Lemonade for Clothes
To remove stains from clothing, cut a lemon in half and rub the lemon into the stains. For tough stains like grass or tomato-based stains, salt added to the fabric before rubbing the stain can transform the lemon into a gentle scrubber. You can also substitute lemon juice, if you do not have fresh lemons handy.
Like bleach, you can pre-soak an entire garment, bedsheet or tablecloth; however, unlike bleach, you can walk away without fear of disintegrating your great-grandmother's delicate linens. Create the pre-soaking solution by adding five sliced lemons or one cup of lemon juice for every gallon of hot water. Garments should soak for at least 30 minutes, but garments are safe in the solution for several hours.
After soaking, add the lemon solution to the washing machine and wash as usual. Unlike bleach, the lemon juice does not affect colored clothing in the wash. If you need to soak clothing that contains a combination of white and colored fabrics, test the lemon juice on an inconspicuous patch of clothing first. Lemon juice should not fade clothing like chlorinated bleach, but it is always best to check first.
The Power of the Sun
Before hitting the beach or the pool, many women spray lemon juice in their hair. The sun adds to the lightening power of the lemon juice, producing sun-kissed highlights even faster than lemon juice or sun alone. The same is true for fabric. Before you rinse out the lemon juice solution, hang your whites outside in the sun. An hour or two of sunlight is all that it takes. In fact, sun drying your whites whenever possible can keep them bright without the need for constant pre-soaking. If you doubt the power of the sun, fold a colored towel and leave it on the back seat of your car for six months. After that time, unfold the towel. The portion of the towel exposed to the sun for the six months will be noticeably lighter than the rest of the towel -- and without the use of lemons.

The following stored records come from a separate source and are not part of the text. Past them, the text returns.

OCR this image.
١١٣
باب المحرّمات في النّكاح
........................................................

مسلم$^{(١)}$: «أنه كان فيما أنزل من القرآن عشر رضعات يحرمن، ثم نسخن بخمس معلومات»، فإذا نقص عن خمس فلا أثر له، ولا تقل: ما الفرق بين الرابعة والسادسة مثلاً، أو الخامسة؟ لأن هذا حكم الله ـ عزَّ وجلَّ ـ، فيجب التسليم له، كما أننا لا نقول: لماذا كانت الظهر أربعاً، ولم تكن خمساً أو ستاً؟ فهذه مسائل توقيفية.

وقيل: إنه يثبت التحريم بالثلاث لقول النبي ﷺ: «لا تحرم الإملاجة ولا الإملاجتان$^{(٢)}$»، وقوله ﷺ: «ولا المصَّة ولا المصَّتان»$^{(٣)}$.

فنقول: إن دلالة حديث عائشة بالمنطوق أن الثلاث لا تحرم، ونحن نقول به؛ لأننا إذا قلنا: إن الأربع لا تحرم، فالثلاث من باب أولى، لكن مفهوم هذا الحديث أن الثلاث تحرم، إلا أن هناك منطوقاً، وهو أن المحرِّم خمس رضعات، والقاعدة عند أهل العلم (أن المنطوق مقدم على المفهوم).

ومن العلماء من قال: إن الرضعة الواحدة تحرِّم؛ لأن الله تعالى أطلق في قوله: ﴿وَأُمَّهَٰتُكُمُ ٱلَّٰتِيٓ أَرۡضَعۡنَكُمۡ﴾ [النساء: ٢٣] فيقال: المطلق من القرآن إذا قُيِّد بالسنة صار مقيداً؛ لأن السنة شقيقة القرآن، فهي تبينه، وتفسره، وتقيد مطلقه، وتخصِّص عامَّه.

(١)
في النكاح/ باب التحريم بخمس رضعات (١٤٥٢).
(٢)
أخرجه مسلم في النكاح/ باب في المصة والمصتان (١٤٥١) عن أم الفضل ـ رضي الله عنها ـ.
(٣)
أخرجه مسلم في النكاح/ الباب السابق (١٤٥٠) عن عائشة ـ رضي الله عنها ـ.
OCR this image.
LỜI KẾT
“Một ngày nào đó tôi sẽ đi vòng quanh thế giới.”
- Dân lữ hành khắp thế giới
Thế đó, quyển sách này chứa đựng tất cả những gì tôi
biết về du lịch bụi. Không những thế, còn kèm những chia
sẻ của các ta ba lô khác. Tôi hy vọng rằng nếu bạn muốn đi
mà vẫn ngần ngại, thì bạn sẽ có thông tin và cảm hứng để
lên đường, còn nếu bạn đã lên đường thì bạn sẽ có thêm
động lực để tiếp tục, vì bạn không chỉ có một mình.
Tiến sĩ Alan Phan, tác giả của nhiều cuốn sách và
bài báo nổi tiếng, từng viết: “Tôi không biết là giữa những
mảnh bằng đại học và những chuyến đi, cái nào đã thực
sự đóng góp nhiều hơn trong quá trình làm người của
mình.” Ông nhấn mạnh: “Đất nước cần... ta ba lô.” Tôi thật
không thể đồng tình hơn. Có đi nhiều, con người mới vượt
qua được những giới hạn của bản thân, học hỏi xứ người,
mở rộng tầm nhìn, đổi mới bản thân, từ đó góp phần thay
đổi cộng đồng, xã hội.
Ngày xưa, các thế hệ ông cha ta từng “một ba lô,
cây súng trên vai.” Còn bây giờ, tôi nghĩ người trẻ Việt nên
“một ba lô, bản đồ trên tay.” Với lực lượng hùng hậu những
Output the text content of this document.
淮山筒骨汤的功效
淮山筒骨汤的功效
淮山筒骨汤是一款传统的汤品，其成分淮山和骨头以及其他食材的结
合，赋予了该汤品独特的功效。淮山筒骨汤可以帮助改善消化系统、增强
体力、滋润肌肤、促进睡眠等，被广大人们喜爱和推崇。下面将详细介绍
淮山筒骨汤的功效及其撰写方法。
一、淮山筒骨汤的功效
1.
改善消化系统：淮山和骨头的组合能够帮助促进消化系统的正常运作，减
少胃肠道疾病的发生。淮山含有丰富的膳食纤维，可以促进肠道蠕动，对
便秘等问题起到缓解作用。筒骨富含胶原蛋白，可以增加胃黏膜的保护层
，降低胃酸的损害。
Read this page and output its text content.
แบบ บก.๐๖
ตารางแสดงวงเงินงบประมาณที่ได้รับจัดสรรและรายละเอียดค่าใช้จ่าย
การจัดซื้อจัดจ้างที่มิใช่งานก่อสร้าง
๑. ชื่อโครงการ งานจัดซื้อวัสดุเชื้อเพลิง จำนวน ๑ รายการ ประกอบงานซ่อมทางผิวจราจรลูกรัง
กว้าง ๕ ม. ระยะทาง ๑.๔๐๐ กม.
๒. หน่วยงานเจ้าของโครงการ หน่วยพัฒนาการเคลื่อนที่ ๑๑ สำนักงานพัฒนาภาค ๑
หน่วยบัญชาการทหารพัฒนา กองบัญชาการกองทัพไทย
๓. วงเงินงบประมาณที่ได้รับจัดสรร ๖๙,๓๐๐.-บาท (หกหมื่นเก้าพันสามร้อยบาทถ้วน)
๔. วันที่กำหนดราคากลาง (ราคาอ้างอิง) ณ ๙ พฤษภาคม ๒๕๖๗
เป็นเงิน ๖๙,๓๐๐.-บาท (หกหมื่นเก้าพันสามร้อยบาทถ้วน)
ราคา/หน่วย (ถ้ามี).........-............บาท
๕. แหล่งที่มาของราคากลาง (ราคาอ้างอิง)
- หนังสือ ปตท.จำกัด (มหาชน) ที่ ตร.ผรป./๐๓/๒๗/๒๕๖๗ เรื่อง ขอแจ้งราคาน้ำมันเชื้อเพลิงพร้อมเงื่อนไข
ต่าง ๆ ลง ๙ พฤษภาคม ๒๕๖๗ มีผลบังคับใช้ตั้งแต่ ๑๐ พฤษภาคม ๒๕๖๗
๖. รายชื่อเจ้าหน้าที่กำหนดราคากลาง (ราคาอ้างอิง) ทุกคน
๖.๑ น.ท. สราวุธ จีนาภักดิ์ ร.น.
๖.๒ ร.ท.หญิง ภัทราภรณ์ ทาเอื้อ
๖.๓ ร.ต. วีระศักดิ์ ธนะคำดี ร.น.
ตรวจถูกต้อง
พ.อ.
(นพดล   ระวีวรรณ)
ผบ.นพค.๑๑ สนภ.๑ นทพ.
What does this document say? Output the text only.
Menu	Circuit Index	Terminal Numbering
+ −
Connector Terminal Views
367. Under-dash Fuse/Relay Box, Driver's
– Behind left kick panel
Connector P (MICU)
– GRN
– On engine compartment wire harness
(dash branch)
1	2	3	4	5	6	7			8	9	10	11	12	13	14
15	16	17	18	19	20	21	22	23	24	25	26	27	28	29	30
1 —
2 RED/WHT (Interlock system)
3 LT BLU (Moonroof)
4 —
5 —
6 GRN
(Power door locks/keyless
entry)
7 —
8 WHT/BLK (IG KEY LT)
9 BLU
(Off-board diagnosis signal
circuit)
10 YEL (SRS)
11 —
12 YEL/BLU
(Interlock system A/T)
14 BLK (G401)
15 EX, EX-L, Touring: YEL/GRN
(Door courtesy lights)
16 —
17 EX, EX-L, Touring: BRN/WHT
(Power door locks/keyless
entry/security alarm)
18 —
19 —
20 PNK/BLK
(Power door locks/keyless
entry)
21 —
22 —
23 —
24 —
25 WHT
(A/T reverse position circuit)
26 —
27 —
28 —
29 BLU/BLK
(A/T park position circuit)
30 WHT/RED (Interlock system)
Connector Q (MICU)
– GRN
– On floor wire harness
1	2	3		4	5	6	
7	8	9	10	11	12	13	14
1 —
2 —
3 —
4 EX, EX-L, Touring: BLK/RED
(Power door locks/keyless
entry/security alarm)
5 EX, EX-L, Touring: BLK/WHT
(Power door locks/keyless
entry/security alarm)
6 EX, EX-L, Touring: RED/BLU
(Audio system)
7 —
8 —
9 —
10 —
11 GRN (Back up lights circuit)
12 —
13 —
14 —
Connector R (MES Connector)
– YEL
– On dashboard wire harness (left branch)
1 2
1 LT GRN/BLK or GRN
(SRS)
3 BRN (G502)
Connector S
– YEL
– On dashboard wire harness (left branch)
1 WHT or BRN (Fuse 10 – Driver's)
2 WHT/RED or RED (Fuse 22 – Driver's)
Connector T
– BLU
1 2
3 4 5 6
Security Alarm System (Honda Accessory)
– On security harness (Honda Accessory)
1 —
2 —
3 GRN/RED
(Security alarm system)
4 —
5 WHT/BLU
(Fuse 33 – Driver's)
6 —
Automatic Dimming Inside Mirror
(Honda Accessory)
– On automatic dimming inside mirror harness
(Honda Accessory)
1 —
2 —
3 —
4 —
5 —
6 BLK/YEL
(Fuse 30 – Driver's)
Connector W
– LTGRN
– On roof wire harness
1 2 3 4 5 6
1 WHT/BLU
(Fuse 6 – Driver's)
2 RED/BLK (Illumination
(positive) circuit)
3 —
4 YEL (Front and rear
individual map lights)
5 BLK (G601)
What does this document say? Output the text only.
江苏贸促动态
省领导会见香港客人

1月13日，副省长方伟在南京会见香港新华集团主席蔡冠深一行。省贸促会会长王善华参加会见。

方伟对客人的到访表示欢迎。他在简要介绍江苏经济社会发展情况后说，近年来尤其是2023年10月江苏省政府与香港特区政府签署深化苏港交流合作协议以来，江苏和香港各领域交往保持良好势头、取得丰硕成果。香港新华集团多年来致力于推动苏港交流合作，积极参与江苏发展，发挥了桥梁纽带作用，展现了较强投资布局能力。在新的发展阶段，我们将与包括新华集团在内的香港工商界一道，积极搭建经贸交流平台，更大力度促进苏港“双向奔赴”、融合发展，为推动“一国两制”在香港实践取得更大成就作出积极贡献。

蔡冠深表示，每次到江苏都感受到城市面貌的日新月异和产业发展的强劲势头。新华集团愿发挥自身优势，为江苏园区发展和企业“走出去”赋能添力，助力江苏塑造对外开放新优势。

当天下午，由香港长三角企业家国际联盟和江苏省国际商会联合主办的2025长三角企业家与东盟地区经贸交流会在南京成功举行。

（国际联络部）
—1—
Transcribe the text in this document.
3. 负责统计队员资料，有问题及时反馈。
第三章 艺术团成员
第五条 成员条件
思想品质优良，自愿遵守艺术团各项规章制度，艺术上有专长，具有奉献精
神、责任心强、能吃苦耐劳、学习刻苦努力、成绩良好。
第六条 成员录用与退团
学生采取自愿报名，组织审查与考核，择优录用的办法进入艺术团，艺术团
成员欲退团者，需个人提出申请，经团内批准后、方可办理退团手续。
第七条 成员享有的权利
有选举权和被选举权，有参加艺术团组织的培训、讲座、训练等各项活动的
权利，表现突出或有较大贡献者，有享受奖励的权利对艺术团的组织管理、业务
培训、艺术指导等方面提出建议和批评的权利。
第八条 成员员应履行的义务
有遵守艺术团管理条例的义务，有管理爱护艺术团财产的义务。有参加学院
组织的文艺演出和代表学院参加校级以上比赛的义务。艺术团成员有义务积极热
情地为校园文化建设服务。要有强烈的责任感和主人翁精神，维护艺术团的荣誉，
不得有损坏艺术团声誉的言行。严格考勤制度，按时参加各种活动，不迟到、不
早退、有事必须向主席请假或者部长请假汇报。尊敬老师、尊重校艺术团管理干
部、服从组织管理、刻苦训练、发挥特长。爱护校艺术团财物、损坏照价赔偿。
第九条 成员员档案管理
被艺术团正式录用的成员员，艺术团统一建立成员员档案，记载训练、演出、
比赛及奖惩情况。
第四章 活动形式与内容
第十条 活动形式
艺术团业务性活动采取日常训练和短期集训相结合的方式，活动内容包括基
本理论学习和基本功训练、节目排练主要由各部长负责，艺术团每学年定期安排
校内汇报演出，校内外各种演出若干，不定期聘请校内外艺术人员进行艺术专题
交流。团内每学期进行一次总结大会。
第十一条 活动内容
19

Additional Whitening Options
Adding white vinegar to your washing machine during the rinse cycle can prevent dirt and dye from depositing on the clothes during washing and rinsing. The buildup of these deposits causes whites to turn dingy over time. If you don’t have any lemons or lemon juice handy, spray stains with the same hydrogen peroxide you use to clean cuts and scrapes. Hydrogen peroxide is particularly good at removing bloodstains. Add one cup of baking soda with lemon juice, vinegar or hydrogen peroxide to the laundry. The bubbling action works just like brand-name oxygen bleach.